Next, we introduce 1 detail for handling MultiDiscrete action space:

  1. Independent action components (common/distributions.py#L215-L220 Theory
    • In MultiDiscrete action spaces, the actions are represented with multiple discrete values. For example, the action of \(a_t = [a^1_t, a^2_t] = [0, 1]\) might mean to press the up arrow key and press button A. To account for this difference, PPO treats \([a^1_t, a^2_t]\) as probabilistically independent action components, therefore calculating \(prob(a_t) = prob(a^1_t) \cdot prob(a^2_t)\).
    • AlphaStar (Vinyals et al., 2019) and OpenAI Five (Berner et al., 2019) adopts the MultiDiscrete action spaces.
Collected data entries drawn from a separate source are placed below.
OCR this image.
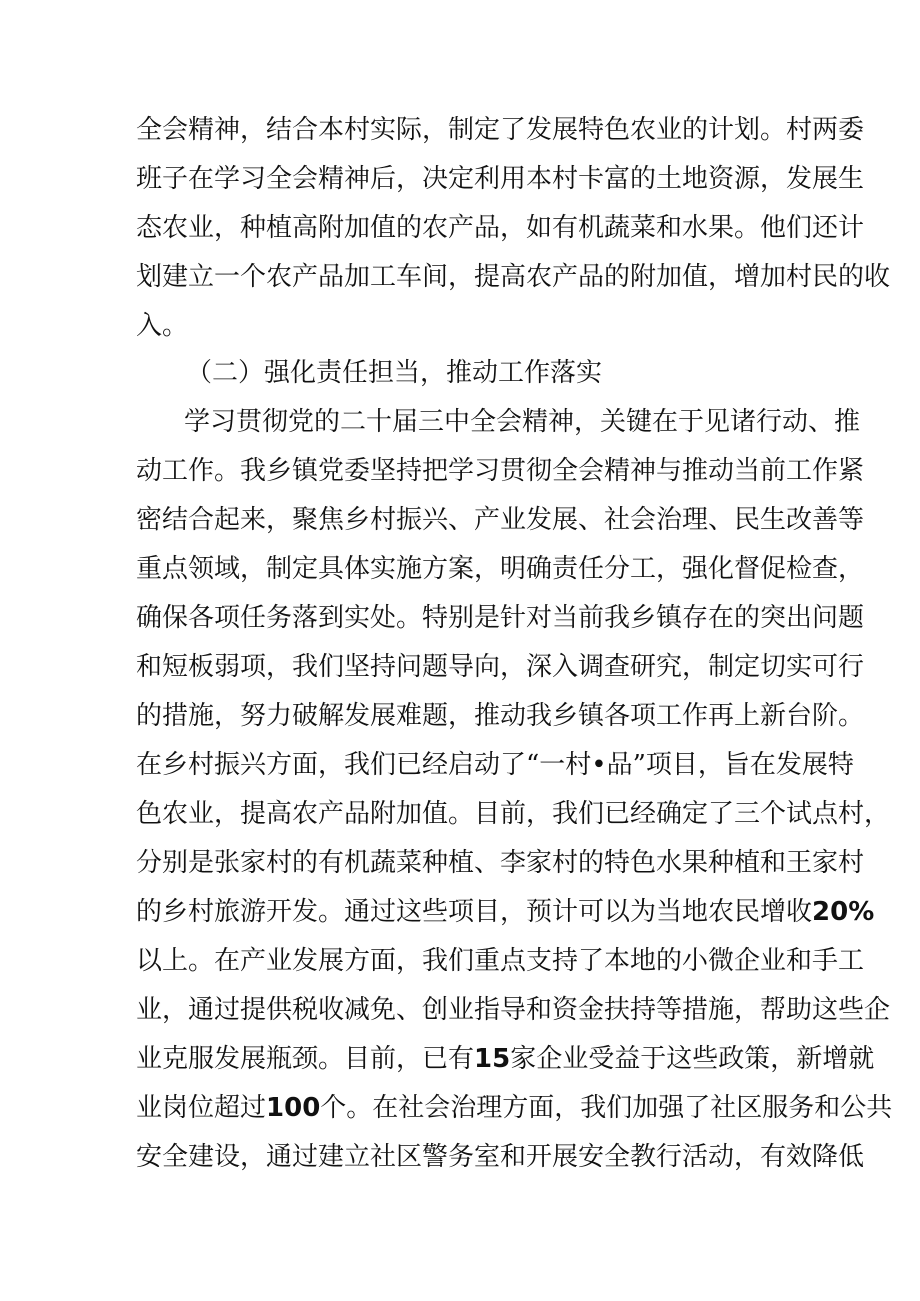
全会精神，结合本村实际，制定了发展特色农业的计划。村两委
班子在学习全会精神后，决定利用本村卡富的土地资源，发展生
态农业，种植高附加值的农产品，如有机蔬菜和水果。他们还计
划建立一个农产品加工车间，提高农产品的附加值，增加村民的收
入。
（二）强化责任担当，推动工作落实
学习贯彻党的二十届三中全会精神，关键在于见诸行动、推
动工作。我乡镇党委坚持把学习贯彻全会精神与推动当前工作紧
密结合起来，聚焦乡村振兴、产业发展、社会治理、民生改善等
重点领域，制定具体实施方案，明确责任分工，强化督促检查，
确保各项任务落到实处。特别是针对当前我乡镇存在的突出问题
和短板弱项，我们坚持问题导向，深入调查研究，制定切实可行
的措施，努力破解发展难题，推动我乡镇各项工作再上新台阶。
在乡村振兴方面，我们已经启动了“一村•品”项目，旨在发展特
色农业，提高农产品附加值。目前，我们已经确定了三个试点村，
分别是张家村的有机蔬菜种植、李家村的特色水果种植和王家村
的乡村旅游开发。通过这些项目，预计可以为当地农民增收20%
以上。在产业发展方面，我们重点支持了本地的小微企业和手工
业，通过提供税收减免、创业指导和资金扶持等措施，帮助这些企
业克服发展瓶颈。目前，已有15家企业受益于这些政策，新增就
业岗位超过100个。在社会治理方面，我们加强了社区服务和公共
安全建设，通过建立社区警务室和开展安全教行活动，有效降低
For example, OpenAI Five’s action space is essentially MultiDiscrete([ 30, 4, 189, 81 ]), as shown by the following quote:

      All together this produces a combined factorized action space size of up to 30 × 4 × 189 × 81 = 1, 837, 080 dimensions

We make ~36 lines of code change to ppo_atari.py to incorporate this 1 detail, resulting in a self-contained ppo_multidiscrete.py (link) that has 335 lines of code. To run the experiments, we use the Atari hyperparameters again and use Gym-μRTS (Huang et al, 2021) as the simulation environment.

def gym_microrts():
    return dict(
        nsteps=128, nminibatches=4,
        lam=0.95, gamma=0.99, noptepochs=4, log_interval=1,
        ent_coef=.01,
        lr=lambda f : f * 2.5e-4,
        cliprange=0.1,
    )

Below are the benchmarked results.

1 selfplay implementation detail

Hack the vectorized environments for selfplay usage.

4 Auxiliary implementation details

Next, we introduce 4 auxiliary techniques that are not used (by default) in the official PPO implementations but are potentially useful in special situations.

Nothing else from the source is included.